Australia last month sweltered through its hottest month on record and the summer of extremes continued with wildfires razing the drought-parched south and flooding in expanses of the tropical north.
The Australian Bureau of Meteorology yesterday confirmed the January record as parts of the northern hemisphere experienced record cold.
Australia’s scorching start to the year — in which the mean temperature across the country for the first time exceeded 30°C — followed Australia’s third-hottest year on record.
Photo: AP
Only 2005 and 2013 were warmer than last year, which ended with the hottest December on record.
Heat-stressed bats dropped dead from trees by the thousands in Victoria and bitumen roads melted in New South Wales during heat waves last month.
Drought-breaking rains are needed to improve the water quality in a stretch of a major river system where hundreds of thousands of fish died last month in two mass deaths linked to excessive heat, New South Wales officials said.
A South Australia government report on Thursday found that too much water had been drained from the river system for farming under a management plan that did not take into account the effect of climate change on its health.
The South Australian capital Adelaide on Thursday last week recorded the hottest day ever for a major Australian city — a searing 46.6°C.
On the same day, the South Australian town of Port Augusta, population 15,000, recorded 49.5°C — the highest maximum anywhere in Australia last month.
Bureau senior climatologist Andrew Watkins said that last month’s heat was unprecedented.
“We saw heat-wave conditions affect large parts of the country through most of the month, with records broken for both duration and also individual daily extremes,” Watkins said in a statement.
The main contributor to the heat was a persistent high-pressure system over the Tasman Sea between Australia and New Zealand that blocked cold fronts from reaching southern Australia.
Rainfall was below average for most of the country, but the monsoon trough has brought flooding rains to northern Queensland state this week, leading to a disaster declaration around the city of Townsville.

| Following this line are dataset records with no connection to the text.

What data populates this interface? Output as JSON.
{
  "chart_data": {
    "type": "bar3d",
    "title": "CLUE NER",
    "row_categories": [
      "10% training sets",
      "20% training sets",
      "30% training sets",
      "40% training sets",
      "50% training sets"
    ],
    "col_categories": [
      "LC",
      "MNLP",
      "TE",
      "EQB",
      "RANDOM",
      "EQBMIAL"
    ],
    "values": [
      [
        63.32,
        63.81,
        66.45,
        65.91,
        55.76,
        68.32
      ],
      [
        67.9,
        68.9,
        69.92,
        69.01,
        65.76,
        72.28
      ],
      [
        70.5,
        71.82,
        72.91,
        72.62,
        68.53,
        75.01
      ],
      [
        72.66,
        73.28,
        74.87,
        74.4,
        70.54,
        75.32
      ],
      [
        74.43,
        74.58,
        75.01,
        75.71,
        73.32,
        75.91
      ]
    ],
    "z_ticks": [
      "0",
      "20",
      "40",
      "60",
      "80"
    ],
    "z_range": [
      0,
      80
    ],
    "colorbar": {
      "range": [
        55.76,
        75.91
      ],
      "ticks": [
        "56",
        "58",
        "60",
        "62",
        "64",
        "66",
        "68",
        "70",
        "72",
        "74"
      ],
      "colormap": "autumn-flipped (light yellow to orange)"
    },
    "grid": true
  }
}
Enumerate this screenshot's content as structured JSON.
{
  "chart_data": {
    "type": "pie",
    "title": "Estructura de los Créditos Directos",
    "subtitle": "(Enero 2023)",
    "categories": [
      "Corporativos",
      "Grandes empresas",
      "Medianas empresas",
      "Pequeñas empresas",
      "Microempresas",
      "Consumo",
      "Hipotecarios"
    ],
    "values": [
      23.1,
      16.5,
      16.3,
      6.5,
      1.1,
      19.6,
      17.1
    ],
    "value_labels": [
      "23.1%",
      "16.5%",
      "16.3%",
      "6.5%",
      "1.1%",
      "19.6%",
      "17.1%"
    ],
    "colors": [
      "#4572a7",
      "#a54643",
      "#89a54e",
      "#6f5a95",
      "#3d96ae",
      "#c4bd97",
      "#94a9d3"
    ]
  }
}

Queensland’s flooded Daintree River reached a 118-year high, while emergency services reported rescuing 28 people from floodwaters.
Townsville Mayor Jenny Hill said the torrential rain was a “one-in-100-year event” that had forced authorities to release water from the city dam.
The water release would worsen flooding in low-lying suburbs, but would prevent the Ross River from breaking its banks.
In the southern island state of Tasmania, authorities are hoping rain will douse more than 40 fires that by yesterday had razed more than 1187,000 hectares of forest and farmland.
Dozens of houses have been destroyed by fires and flooding in recent weeks.
Milder weather since Thursday has lowered the fire danger, but it was forecast to escalate again from tomorrow.